Manal is very rich now. Her dream to travel became a reality. However, the older woman’s mystery still visits her thoughts from time to time.

Corresponding Thoughts to the Story Collection Titled “Blouza: The Blouse” by Reem Mohajed

The Blouse, The Escape and Theft. I want to write about “The Escape” because of the fear I felt when I read it. I felt as if I were the protagonist. I recalled the bombardment days. They bombarded and bombarded. We wanted to leave, but we couldn’t…

I thank God that we survived. The windows used to shake. This is how bad and near mortar shelling was. I used to be too scared. I thank God regardless.

- On 19 Days of Creative Writing -
Thoughts on the 19th Day of Creative Writing

The day I started this training was the best. This training means so much to me. After a long time of laziness, this training gave me will and energy. I did not use to be able to share my feelings with anyone. I, now, know how to do this. I am happy with myself.

I am grateful for what I did in these 19 days. It is unbelievable. We built characters. We met great women and the best teacher I have ever met, Sarah.

I always thank God for the blessings of free writing. It helped me create and learn more about my talent and myself.

I love the characters we created so much. They mean a lot to me.
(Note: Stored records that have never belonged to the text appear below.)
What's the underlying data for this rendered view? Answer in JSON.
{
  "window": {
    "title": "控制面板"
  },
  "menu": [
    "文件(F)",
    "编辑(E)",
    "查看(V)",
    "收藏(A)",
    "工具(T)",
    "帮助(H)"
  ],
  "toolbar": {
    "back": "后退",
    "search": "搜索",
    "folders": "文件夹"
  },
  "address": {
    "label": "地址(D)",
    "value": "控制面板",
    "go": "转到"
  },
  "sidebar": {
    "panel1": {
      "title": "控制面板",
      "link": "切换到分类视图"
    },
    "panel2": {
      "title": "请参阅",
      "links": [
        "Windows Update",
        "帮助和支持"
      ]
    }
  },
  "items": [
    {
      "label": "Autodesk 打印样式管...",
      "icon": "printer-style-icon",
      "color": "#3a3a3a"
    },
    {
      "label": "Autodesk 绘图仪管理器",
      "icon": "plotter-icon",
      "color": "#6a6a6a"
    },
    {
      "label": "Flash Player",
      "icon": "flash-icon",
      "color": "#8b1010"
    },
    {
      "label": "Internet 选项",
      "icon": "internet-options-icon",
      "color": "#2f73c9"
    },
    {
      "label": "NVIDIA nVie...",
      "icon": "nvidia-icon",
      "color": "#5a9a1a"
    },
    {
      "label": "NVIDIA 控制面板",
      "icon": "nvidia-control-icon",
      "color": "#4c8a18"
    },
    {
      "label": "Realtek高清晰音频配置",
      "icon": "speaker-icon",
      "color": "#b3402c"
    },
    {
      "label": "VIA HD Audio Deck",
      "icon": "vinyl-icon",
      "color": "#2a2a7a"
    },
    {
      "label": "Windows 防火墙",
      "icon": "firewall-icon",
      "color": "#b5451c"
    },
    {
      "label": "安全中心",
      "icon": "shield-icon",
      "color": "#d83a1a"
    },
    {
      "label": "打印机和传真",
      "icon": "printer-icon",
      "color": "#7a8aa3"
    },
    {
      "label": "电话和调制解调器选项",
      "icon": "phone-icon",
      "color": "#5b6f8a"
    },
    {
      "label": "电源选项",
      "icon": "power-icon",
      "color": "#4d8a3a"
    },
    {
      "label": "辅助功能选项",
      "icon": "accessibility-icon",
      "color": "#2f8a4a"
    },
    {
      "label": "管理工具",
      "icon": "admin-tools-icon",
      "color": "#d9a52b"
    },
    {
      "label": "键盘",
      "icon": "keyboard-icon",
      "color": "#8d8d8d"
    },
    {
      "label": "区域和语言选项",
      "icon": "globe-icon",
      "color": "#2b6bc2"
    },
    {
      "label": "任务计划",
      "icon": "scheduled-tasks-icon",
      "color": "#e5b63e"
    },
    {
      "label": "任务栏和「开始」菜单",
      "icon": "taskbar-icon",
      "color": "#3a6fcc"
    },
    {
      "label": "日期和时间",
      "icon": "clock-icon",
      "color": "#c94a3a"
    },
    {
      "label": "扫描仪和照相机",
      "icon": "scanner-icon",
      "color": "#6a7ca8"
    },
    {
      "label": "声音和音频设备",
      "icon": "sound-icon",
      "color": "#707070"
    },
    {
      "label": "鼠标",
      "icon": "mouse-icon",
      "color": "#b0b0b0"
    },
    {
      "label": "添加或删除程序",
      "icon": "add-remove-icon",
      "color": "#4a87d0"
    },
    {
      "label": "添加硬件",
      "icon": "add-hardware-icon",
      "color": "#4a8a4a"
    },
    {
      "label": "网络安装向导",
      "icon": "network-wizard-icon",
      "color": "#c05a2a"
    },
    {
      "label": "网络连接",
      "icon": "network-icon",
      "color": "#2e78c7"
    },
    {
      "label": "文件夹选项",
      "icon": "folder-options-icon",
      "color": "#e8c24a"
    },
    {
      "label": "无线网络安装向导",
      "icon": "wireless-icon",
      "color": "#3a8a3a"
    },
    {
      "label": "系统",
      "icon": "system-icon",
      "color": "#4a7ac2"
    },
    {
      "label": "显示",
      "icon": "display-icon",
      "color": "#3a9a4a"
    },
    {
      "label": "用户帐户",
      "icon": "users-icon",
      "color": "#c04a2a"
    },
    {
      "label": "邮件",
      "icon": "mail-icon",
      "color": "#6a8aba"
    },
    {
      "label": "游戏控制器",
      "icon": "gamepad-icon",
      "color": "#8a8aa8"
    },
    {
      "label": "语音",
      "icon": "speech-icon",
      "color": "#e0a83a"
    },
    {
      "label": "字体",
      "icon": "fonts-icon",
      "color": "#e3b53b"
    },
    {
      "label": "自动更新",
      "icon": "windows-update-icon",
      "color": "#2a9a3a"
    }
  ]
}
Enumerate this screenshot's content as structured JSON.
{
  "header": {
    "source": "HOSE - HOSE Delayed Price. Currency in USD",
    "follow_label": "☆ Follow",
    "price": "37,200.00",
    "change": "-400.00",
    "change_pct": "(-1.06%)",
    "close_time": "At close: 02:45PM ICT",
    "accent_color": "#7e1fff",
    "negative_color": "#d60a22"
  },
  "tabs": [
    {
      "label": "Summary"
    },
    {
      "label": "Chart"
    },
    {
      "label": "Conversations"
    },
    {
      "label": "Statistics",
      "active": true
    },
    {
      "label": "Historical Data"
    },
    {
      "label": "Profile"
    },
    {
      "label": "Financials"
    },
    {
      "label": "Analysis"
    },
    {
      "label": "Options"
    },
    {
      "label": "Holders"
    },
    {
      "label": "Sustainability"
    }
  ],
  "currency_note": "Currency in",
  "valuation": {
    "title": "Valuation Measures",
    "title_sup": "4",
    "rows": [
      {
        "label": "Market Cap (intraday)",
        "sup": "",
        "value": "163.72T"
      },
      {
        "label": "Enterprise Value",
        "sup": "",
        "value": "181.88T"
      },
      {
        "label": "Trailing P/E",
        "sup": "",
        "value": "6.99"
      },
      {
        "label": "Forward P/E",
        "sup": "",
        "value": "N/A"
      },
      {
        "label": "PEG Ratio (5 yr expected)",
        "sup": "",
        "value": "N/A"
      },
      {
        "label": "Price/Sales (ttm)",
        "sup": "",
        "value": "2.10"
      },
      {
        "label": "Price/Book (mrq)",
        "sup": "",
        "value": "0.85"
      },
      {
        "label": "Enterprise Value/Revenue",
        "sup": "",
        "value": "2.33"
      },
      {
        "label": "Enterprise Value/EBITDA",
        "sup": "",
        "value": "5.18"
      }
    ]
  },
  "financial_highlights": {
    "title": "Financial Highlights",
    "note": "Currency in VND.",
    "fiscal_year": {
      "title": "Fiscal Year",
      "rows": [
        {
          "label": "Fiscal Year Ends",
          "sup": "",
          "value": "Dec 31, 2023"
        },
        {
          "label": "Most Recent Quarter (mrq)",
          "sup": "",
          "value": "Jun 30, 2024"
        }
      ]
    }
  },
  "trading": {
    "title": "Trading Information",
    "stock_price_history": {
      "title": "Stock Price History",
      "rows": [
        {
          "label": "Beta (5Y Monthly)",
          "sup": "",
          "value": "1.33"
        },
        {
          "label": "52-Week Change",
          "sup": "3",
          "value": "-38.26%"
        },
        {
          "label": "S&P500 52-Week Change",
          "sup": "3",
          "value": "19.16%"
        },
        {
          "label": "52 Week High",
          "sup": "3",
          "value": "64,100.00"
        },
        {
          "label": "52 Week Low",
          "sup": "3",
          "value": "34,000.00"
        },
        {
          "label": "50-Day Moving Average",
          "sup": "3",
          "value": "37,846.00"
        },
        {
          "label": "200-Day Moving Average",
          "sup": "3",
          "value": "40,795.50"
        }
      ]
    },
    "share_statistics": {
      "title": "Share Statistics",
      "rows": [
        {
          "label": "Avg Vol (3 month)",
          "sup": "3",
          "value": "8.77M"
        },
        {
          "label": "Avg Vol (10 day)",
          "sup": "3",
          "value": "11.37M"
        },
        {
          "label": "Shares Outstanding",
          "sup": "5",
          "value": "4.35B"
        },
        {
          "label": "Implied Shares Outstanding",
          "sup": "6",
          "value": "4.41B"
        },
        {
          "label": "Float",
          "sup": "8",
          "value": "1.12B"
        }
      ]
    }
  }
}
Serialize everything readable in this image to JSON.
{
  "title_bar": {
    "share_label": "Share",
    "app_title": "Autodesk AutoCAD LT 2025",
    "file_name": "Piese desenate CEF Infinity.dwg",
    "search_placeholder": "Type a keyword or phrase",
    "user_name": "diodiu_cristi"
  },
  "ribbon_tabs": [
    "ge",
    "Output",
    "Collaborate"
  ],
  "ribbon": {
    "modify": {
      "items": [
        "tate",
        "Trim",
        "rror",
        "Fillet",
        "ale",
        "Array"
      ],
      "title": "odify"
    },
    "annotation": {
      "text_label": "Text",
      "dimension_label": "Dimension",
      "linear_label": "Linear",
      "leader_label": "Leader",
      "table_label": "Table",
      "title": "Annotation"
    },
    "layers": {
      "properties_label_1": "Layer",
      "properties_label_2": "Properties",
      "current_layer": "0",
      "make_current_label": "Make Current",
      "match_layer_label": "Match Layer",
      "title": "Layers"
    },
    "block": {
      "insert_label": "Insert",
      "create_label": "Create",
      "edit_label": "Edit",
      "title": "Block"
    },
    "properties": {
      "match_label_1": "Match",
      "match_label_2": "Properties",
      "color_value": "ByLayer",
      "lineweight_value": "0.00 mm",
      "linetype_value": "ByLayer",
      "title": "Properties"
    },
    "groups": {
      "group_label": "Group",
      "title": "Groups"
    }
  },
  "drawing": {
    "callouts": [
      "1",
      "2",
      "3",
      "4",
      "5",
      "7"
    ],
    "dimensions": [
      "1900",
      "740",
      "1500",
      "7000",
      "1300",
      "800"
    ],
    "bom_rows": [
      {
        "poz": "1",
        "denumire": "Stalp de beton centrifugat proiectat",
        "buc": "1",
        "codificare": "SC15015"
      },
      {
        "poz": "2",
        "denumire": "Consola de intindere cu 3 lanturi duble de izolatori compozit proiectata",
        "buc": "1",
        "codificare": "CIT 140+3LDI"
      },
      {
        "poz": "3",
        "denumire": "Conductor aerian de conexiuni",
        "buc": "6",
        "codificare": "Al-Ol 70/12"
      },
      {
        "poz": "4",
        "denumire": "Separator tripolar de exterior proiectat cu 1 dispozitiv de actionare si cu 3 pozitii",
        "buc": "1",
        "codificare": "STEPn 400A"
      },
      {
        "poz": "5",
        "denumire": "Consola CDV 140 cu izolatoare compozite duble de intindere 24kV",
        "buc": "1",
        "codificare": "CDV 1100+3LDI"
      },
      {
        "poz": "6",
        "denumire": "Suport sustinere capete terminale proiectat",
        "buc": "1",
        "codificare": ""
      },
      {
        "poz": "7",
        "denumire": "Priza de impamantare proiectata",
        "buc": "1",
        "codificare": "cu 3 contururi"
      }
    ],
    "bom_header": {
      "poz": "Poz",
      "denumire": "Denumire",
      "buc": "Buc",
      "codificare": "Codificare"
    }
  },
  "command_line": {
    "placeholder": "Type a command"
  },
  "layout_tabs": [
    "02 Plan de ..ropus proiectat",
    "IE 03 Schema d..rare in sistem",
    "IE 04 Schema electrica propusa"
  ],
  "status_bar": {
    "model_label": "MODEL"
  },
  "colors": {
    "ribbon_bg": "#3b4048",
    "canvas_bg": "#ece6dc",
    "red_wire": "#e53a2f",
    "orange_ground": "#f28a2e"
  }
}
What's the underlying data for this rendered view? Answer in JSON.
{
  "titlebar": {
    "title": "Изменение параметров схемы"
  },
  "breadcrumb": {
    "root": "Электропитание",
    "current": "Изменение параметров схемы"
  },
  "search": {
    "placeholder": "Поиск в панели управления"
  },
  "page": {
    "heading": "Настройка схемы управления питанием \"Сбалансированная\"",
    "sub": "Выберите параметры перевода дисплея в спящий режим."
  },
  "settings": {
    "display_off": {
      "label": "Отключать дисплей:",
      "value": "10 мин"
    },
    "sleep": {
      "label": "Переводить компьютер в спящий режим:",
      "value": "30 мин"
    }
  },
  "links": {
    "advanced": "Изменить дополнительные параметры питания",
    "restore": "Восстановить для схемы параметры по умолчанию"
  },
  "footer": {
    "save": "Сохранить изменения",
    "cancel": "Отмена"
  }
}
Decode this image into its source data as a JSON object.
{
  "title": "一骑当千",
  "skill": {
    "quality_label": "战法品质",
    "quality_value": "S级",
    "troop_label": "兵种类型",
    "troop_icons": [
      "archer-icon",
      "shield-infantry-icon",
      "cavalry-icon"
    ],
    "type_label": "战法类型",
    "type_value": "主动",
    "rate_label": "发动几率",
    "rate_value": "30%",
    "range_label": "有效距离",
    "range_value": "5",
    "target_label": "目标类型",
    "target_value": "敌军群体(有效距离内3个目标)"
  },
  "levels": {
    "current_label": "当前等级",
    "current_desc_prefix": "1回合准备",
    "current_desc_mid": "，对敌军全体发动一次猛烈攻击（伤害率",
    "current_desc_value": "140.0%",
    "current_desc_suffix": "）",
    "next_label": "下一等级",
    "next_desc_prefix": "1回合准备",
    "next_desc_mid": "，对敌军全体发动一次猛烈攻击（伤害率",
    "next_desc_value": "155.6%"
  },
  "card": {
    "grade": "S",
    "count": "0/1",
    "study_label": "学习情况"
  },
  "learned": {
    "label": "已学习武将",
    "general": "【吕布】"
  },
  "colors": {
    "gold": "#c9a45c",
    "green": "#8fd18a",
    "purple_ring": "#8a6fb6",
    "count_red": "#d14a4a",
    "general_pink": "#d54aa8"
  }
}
I feel that they are my family! My favorite part is when Sarah used to ask us: “Don’t you miss your characters?” I can forget anything but this question. I do not want to be apart from Folanya and Alaniya’s characters, nor my friends and Sarah.

These 19 days have changed my life.

Thoughts that Followed a Walk in the Neighborhood

On my way today, I saw a little girl playing with her younger brother. I was scared. What a car hit them while they were playing in the middle of the street? I saw 6 or 7 dogs. I was scared of the way they looked at me. I saw children playing on the swings at the park. When I was a child, I used to ask my mother to let go and play every time I saw a park.

I saw busses and recalled those days when we used to travel.

I saw a man with a big belly. I recalled my grandfather and his big belly. I used to, always, ask him: “How far, pregnant, are you grandpa?” he would, always, reply: “It is my fifth month”. Year after year and it was always the fifth.